At the same time, she and a man are falling in love and building a life together. He happens to be a transgender man also working on LGBTQ rights, specifically transgender access to health care. His work leads to the passage or key portions in the Affordable Care Act that provide for non-discrimination in health care and that are now embedded into in the policies of many insurance companies. They are a dynamic team and the insight into the political world of LGBTQ lives is richly told.

And then...because you could feel it in the writing from the very beginning...a melancholy undercurrent in Sarah's prose...and ultimately in some of the verb tenses she chose to use at times...something bad was about to happen. Her boyfriend, the man who would become her husband, gets very very sick with a very very bad type of cancer, still in his mid twenties, while she is only twenty three or so.

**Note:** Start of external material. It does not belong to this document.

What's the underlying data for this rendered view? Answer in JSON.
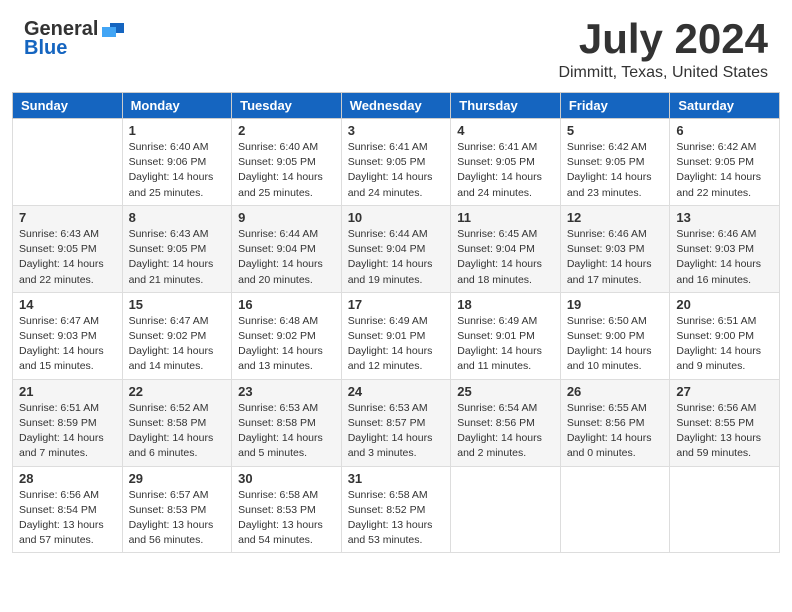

What should be only the start of an incredible life together, places Sarah, as a young woman barely out of college, into the role of nurse and doctor and care aid as he gets sicker and sicker through treatment. Her description of her love, commitment, and care during his treatment highlights a capacity to love that is extraordinary. In fact, the final third of this memoir is not much about transgender issues, although they are there in the fears the couple faces meeting new doctors in new hospitals and worrying whether his care will suffer due to being trans. But mostly, the final third of this memoir is about the two of them, about who Sarah becomes, against her own will, as the girlfriend and wife of someone so sick when she herself is so very young. She is forced to grow up quickly while only in the first blushes of what should be a long and happy life together.

I won't spoil the rest, but it is tender, and loving, and heartbreaking, and moving, and so well written. She is a magnificent person, doing magnificent work, and leading an extraordinary life in the face of harrowing personal tragedy. Please, please, do yourself a favor and read this book. It isn't a book about a transgender person's transition. It is, a book about a transgender person living. Too often, myself certainly included, we view transition as the critical aspect of a transgender person's life. What Sarah McBride's memoir, "Tomorrow Will Be Different," reminds us, is that the reason for transitioning is that there is so much more living to keep doing afterwards.